The book is a startling read, mainly because it’s still rare to hear these voices, in their own words and on their own terms. This is something radical psychologist, therapist and blogger Guilaine Kinouani notes in her foreword to the collection: “Have no doubt that the traumas exposed here are collective and that they are intergenerational. Few of us are exempt from being touched.”

Putting these voices centre stage in 2018 should not be groundbreaking, but it is – a point that Rianna and Samara, now a junior doctor working on a psychiatric ward, return to often, with a mixture of surprise and frustration.

That’s how I felt when I read the book. I was startled because I realised that I hadn’t really read anything like it before.

Samara: Even when we were crowdfunding for the book, every time we were writing something and someone would tell us to make sure that we mention that it’s the first time anything like this has been done and I would think that can’t be true!

R: And we are committed to this UK perspective, that’s really important because when we talk about being a person of colour the narrative is very American-centric and we had a lot of American interest in the book. 

S: When you called me, I was reluctant at first. Not because I didn’t think it was important, but because I was in my final year of med school. My mental health was really not great and I don’t think publishing a book has helped (!)

Why do you think it was so hard to get UK submissions, at least at first?

S: We knew we had to be deliberate to provide access to groups who are hard to reach. Marginalised people with mental health problems aren’t necessarily going to see the same adverts on websites.

R: We did find that overwhelmingly our contributions came from black women because we’re the first to do stuff.

R: In the same way had people who couldn’t get access to scanners for example, so to get their art to us, they had to post it to us to scan by ourselves. And we had people conducting interviews with others who can’t necessarily get their story out by themselves.

S: It’s something that we are proud of doing. We are both high achieving and able to articulate our experiences in a way that a lot of people can’t, but within the BAME community there are people with language barriers or who have intellectual difficulties.

R: It affected how we edited things as well. There are occasions where we would edit a piece and the author would tell us to take it back. We edited with a light hand to reflect how people speak.

An example is Raza’s [Raza Griffith’s] piece, a piece of art which is hand drawn, like a map [title: The Upward Spiral]. We had a lot of trouble with that because when we first got it he had taken a picture of it with his phone and it wasn’t coloured in. We couldn’t put it in the book in that form so we asked him to scan it, but he was having difficulties with that. We asked if he could post it to us and we even offered to get an artist to recreate it for him…it was a lot of back and forth about how to print it while staying true to his vision because we don’t want to mediate his words too much. The whole point is to make mental health more accessible in communities that don’t talk about it. If we then edit it to make it more palatable, more academic, more white, then we’ve failed.

So how would you describe this book? It struck me as a record, but also a resource, a piece of resistance and activism.

R: All of those things!
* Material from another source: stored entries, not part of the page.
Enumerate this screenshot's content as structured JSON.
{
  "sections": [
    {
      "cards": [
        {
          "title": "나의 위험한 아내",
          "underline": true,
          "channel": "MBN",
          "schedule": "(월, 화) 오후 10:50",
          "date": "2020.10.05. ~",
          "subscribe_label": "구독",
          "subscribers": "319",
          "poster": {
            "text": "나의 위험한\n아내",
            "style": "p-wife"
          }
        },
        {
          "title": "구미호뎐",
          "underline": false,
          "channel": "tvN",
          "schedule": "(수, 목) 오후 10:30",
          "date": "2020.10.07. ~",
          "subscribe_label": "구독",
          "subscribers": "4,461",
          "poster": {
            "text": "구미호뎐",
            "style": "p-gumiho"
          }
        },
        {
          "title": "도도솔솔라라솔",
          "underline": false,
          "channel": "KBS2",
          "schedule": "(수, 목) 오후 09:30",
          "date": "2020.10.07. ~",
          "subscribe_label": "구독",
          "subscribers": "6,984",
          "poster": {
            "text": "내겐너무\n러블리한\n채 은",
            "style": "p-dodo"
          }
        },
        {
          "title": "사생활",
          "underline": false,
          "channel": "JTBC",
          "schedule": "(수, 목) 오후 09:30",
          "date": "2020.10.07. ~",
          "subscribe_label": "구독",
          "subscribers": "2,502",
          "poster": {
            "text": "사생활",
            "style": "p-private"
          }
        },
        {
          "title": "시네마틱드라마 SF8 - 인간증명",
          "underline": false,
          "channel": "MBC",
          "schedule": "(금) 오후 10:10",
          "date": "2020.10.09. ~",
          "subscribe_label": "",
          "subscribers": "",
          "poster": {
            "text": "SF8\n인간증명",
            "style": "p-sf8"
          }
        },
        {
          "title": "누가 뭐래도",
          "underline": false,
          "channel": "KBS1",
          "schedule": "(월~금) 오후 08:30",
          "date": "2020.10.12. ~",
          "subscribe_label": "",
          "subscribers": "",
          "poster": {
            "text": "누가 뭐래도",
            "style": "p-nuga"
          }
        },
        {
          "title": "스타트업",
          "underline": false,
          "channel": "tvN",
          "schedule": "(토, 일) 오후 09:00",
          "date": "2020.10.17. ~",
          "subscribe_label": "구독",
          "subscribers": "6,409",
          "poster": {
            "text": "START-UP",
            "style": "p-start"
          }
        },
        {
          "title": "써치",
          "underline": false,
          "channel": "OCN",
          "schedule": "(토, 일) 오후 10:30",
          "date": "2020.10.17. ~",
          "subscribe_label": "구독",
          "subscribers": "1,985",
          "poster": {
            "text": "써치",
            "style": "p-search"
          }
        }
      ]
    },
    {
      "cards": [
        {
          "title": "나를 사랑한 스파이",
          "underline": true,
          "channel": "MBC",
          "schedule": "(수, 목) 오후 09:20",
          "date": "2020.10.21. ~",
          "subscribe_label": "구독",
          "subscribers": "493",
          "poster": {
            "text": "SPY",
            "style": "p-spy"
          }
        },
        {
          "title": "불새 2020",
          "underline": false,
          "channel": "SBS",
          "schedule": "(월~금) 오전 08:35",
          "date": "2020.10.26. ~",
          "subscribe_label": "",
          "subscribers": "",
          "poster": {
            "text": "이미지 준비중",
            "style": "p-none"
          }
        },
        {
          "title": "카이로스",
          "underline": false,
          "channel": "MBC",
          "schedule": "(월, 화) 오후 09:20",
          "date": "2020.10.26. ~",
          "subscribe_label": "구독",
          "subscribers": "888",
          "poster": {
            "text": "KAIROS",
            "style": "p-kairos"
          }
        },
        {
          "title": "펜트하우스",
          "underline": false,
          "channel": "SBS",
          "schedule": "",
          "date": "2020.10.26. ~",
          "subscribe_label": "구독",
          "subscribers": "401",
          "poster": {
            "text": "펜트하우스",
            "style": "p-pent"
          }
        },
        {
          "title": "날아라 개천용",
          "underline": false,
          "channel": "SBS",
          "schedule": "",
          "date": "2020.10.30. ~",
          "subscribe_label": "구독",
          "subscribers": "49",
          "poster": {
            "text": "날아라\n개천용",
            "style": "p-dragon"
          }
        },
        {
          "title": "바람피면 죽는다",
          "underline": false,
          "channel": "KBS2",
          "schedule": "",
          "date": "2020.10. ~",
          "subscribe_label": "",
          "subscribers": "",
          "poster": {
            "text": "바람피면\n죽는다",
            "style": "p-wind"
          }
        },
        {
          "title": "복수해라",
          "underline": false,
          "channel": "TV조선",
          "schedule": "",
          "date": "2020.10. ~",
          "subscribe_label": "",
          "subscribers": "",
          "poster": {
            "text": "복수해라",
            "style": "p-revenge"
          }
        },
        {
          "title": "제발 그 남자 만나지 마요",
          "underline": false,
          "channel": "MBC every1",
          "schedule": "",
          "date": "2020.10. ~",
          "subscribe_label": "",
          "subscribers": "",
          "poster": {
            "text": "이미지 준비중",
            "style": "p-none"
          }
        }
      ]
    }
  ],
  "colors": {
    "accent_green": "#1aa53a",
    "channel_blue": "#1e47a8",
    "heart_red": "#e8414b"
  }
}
I like that you started with record because the dedication is about us speaking for the first time. We hope that it will allow people to speak in future. We have 58 contributors from different backgrounds…different age ranges, sexualities and gender expressions.

S: I’d like to think that it’s unfiltered. There are things in there that you don’t necessarily agree with, that I didn’t feel I agreed with, but we weren’t prescriptive. That’s important because BAME experiences are often pigeonholed.

R: This is allowing for difference but it isn’t supposed to be put up in opposition to white experiences of mental health.

S: It’s an acknowledgment of difference but it’s not meant to be antagonistic or to say that white people can’t relate to these experiences, that’s not the point.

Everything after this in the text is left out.